I need to find the smallest value of n such that the remainder estimate $|R_n| \le \frac{M}{(n+1)!} (x-a)^{n+1}$, where M is the maximum value of $|f^{(n+1)}(z)|$ on the interval between a and the indicated point, yields $|R_n| \le \frac{1}{1000}$ on the interval $f(x) = e^{-2x}, [-1,1]$. $a$ is expanded around $0$.
The whole concept of Taylor series is completely new to me. I don't like posting questions without some type of attempt to answer, but I have no idea where to start.
Too advanced but written for your curiosity.
The series expansion of $e^{-2x}$ around $x=0$ is given by $$e^{-2x}=\sum_{n=0}^\infty (-1)^n\frac {2^n}{n!}x^n$$ which is an alternating series. So, making the problem more general,you want to know the smallest value of $n$ such that $$\frac {2^{n+1}}{(n+1)!} \leq 10^{-k}$$ For the time being, let $m=n+1$ and the problem is the same as finding the solution of $$m!=2^m \,10^k$$ If you look at this question of mine, you could see a magnificent approximation provided by @robjohn $$m!=a^m 10^k\implies m\sim ea\exp\left(\operatorname{W}\left(\frac k{ea}\log(10)-\frac1{2ea}\log(2\pi a)\right)\right)-\frac12$$ where appears Lambert function.
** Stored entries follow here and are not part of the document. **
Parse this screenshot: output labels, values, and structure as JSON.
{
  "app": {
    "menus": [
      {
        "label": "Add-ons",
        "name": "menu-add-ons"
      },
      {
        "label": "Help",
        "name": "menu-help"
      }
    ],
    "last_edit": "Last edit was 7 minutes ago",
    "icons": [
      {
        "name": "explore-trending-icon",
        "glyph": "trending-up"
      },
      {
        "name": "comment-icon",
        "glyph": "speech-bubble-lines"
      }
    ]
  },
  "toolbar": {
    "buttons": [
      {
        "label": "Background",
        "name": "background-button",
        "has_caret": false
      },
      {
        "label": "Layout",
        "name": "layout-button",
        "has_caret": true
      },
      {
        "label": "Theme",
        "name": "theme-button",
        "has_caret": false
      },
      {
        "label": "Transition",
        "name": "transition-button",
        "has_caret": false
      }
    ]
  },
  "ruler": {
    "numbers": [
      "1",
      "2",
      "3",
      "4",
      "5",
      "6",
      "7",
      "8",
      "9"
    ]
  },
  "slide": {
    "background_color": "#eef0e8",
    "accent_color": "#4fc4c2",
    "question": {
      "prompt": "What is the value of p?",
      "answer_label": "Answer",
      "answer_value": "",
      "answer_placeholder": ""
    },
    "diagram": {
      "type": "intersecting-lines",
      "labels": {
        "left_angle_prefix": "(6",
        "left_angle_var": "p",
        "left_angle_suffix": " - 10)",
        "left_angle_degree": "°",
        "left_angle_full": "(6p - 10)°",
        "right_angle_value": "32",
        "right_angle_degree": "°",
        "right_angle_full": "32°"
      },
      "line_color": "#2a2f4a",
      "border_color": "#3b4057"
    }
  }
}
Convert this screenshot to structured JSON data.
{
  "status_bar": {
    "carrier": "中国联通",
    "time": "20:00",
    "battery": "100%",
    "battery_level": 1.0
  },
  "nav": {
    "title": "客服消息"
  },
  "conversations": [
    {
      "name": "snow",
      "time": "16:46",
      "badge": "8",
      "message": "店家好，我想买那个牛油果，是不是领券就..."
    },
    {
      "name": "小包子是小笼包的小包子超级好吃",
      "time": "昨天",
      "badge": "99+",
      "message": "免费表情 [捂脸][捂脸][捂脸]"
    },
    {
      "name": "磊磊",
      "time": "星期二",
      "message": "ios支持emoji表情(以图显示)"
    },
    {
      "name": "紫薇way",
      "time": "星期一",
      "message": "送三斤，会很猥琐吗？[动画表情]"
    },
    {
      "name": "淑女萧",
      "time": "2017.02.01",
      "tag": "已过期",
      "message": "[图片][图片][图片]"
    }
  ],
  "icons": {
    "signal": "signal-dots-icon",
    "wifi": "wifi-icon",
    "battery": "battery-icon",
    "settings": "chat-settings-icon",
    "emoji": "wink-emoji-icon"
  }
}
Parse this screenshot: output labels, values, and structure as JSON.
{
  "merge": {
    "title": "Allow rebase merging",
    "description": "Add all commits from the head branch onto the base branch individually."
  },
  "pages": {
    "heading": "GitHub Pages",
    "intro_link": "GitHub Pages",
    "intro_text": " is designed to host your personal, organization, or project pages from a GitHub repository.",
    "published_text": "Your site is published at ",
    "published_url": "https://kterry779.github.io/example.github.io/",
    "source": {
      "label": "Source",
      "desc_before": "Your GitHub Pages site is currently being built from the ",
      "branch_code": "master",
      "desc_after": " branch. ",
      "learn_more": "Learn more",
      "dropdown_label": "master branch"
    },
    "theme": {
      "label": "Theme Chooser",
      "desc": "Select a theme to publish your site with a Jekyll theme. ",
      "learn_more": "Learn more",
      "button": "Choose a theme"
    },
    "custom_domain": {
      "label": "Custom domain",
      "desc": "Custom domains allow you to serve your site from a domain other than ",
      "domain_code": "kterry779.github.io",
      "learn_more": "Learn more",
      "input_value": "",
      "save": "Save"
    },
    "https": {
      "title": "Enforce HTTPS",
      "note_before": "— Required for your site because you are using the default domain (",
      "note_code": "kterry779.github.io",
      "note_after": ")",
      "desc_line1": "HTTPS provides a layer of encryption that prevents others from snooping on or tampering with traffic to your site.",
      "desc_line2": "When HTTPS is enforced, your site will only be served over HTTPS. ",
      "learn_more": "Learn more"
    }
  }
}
Applied to your case $(a=2)$ and taking into account that $t=W(t)\,e^{W(t)}$, this would simplify to $$n\sim\frac{k \log (100)-\log (4 \pi )}{2 W\left(\frac{k \log (100)-\log (4 \pi )}{4 e}\right)}-\frac32$$
You can easily compute $W(t)$ using the series expansions given in the linked Wikipedia page.
For $k=3$ , this would give in the real domain $n=8.22$ then, for your question $n=9$.
Let us check $$\frac{2^9}{9!}=\frac{4}{2835}\approx 0.00141 > 0.001\qquad \frac{2^{10}}{10!}=\frac{4}{14175}\approx 0.00028 < 0.001$$
I put below a table of the solutions for different values of $k$ (in blue the exact solution in the real domain) $$\left( \begin{array}{cccc} k & n \simeq & \lceil n \simeq \rceil & \color{blue}{n} \\ 1 & 4.89390 & 5 & \color{blue}{ 4.89949 } \\ 2 & 6.67841 & 7 & \color{blue}{ 6.68202 } \\ 3 & 8.21655 & 9 & \color{blue}{ 8.21926 } \\ 4 & 9.61264 & 10 & \color{blue}{ 9.61483 } \\ 5 & 10.9126 & 11 & \color{blue}{ 10.9144 } \\ 6 & 12.1416 & 13 & \color{blue}{ 12.1432 } \\ 7 & 13.3153 & 14 & \color{blue}{ 13.3167 } \\ 8 & 14.4442 & 15 & \color{blue}{ 14.4455 } \\ 9 & 15.5358 & 16 & \color{blue}{ 15.5369 } \\ 10 & 16.5956 & 17 & \color{blue}{ 16.5966 } \\ 11 & 17.6279 & 18 & \color{blue}{ 17.6289 } \\ 12 & 18.6361 & 19 & \color{blue}{ 18.6370 } \\ 13 & 19.6228 & 20 & \color{blue}{ 19.6237 } \\ 14 & 20.5904 & 21 & \color{blue}{ 20.5912 } \\ 15 & 21.5406 & 22 & \color{blue}{ 21.5414 } \\ 16 & 22.4751 & 23 & \color{blue}{ 22.4758 } \\ 17 & 23.3951 & 24 & \color{blue}{ 23.3957 } \\ 18 & 24.3018 & 25 & \color{blue}{ 24.3024 } \\ 19 & 25.1962 & 26 & \color{blue}{ 25.1968 } \\ 20 & 26.0792 & 27 & \color{blue}{ 26.0797 } \end{array} \right)$$
$M$ is the maximum value of $|f^{(n+1)}(z)|$ on the interval between $a$ and the indicated point ($x$)
That is where you start. Can you find a formula for $f^{(n)}(z)$? Can you use that formula to find an upper bound for $|f^{(n+1)}(z)|$?